Yeniden yastığıma yattığımda elim boş olan diğer yastığa gitti. Aldım ve kokladım. Kokusu sinmişti ve tazeydi. Gece gelmişti. Burada benimle uyumuştu. Sabahta erkenden kalkıp gitmişti. İşleri ya söylediği gibi yoğundu ya da benden kaçıyordu.

Kavga etmemiştik tartışmamıştık bile. Benden kaçmasının tek bir nedeni olabilirdi. O da geçen gün yaşadıklarımız. Yakınlaşmamızdan ötürü benden uzak durması gerektiğini düşünmüş olabilirdi.

Ortada para olduğu için bazı şeyler bana da yanlış geliyordu. Ona bu konuda hak verebilirdim. Fakat biz para için birlikte değildik ki. Birbirimize aşık olmuştuk. Her aşık olan insanlar gibi yaşadıklarımız çok normaldi. Aynı oda içindeydik ve sürekli yan yanaydık. Ateşle barut olduğumuz aşikarken bu gerçekten daha ne kadar kaçabilecektik? Aramızdaki çekim üstelik aşktan çok daha öte ve baskın bir duyguydu.

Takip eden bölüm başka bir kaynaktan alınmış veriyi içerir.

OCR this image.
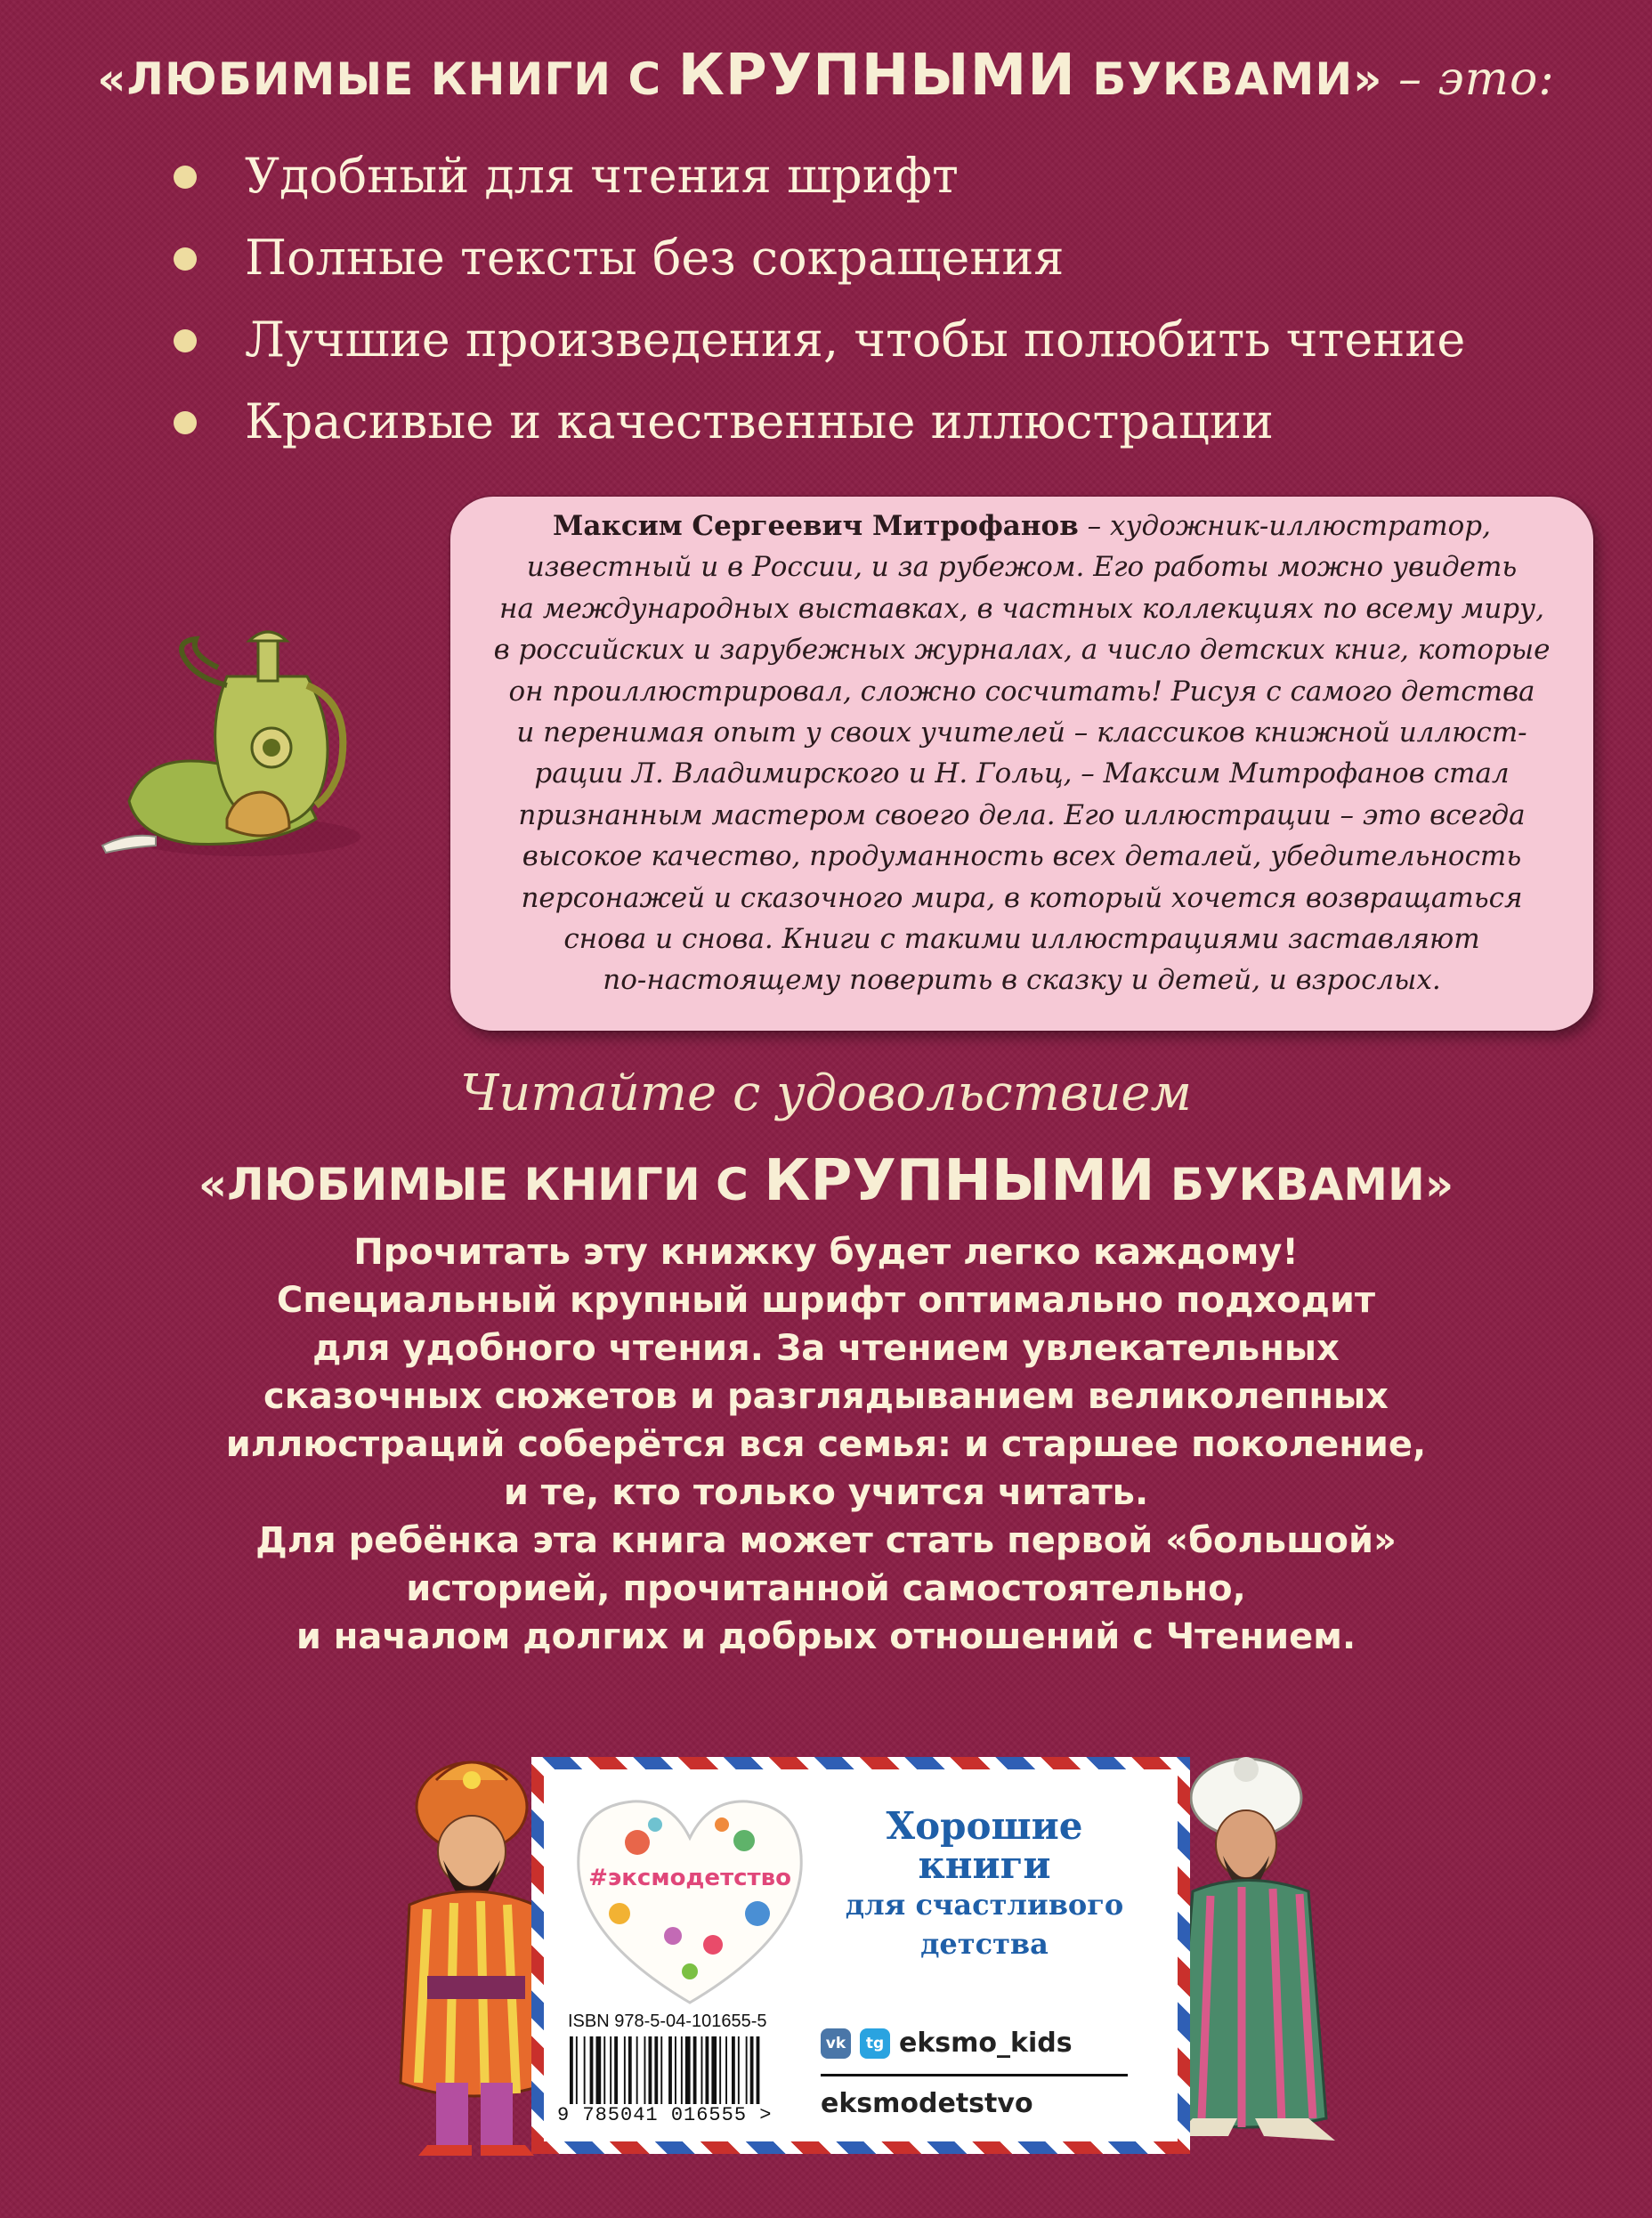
«ЛЮБИМЫЕ КНИГИ С КРУПНЫМИ БУКВАМИ» – это:
Удобный для чтения шрифт
Полные тексты без сокращения
Лучшие произведения, чтобы полюбить чтение
Красивые и качественные иллюстрации
Максим Сергеевич Митрофанов – художник-иллюстратор,
известный и в России, и за рубежом. Его работы можно увидеть
на международных выставках, в частных коллекциях по всему миру,
в российских и зарубежных журналах, а число детских книг, которые
он проиллюстрировал, сложно сосчитать! Рисуя с самого детства
и перенимая опыт у своих учителей – классиков книжной иллюст-
рации Л. Владимирского и Н. Гольц, – Максим Митрофанов стал
признанным мастером своего дела. Его иллюстрации – это всегда
высокое качество, продуманность всех деталей, убедительность
персонажей и сказочного мира, в который хочется возвращаться
снова и снова. Книги с такими иллюстрациями заставляют
по-настоящему поверить в сказку и детей, и взрослых.
Читайте с удовольствием
«ЛЮБИМЫЕ КНИГИ С КРУПНЫМИ БУКВАМИ»
Прочитать эту книжку будет легко каждому!
Специальный крупный шрифт оптимально подходит
для удобного чтения. За чтением увлекательных
сказочных сюжетов и разглядыванием великолепных
иллюстраций соберётся вся семья: и старшее поколение,
и те, кто только учится читать.
Для ребёнка эта книга может стать первой «большой»
историей, прочитанной самостоятельно,
и началом долгих и добрых отношений с Чтением.
#эксмодетство
Хорошие
книги
для счастливого
детства
ISBN 978-5-04-101655-5
9 785041 016555 >
vk	tg eksmo_kids
eksmodetstvo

Onu gördüğüm ilk anda anlamıştım yaşamanın sadece yemek yiyip su içmekten ibaret olmadığını. Kalbimin sesini ilk kez o zaman duymaya başlamıştım. Sanki kalbim ilk kez o gün atmaya başlamış veya attığını ilk kez o gün hissetmiştim. Tüm bunları bildiğim halde ondan nasıl ve ne kadar uzak durabilirdim ki?

Mert benim ilk aşkımdı. 18 yaşındaydım ve istediğim her şeyi yapabilirdim. Yaşayacaklarımın ağırlığını düşünerek hayatıma devam edemezdim. Yaşamam gereken çok şey vardı. İyi ya da kötü. Ben bu yaşıma kadar yaşadığımı bile hissetmiyordum. Onunla var olmuş gibi hissederken ondan nasıl uzak kalabilirdim? Kalbimi saran adama kendimi nasıl teslim etmezdim? Mert bunları düşünemiyor muydu? Benden daha ne kadar uzak duracağını düşünüyordu acaba? Bir gün bir kıvılcım kopacak ve ikimizde o ateşte cayır cayır yanacaktık. Bundan kaçmak mümkün müydü?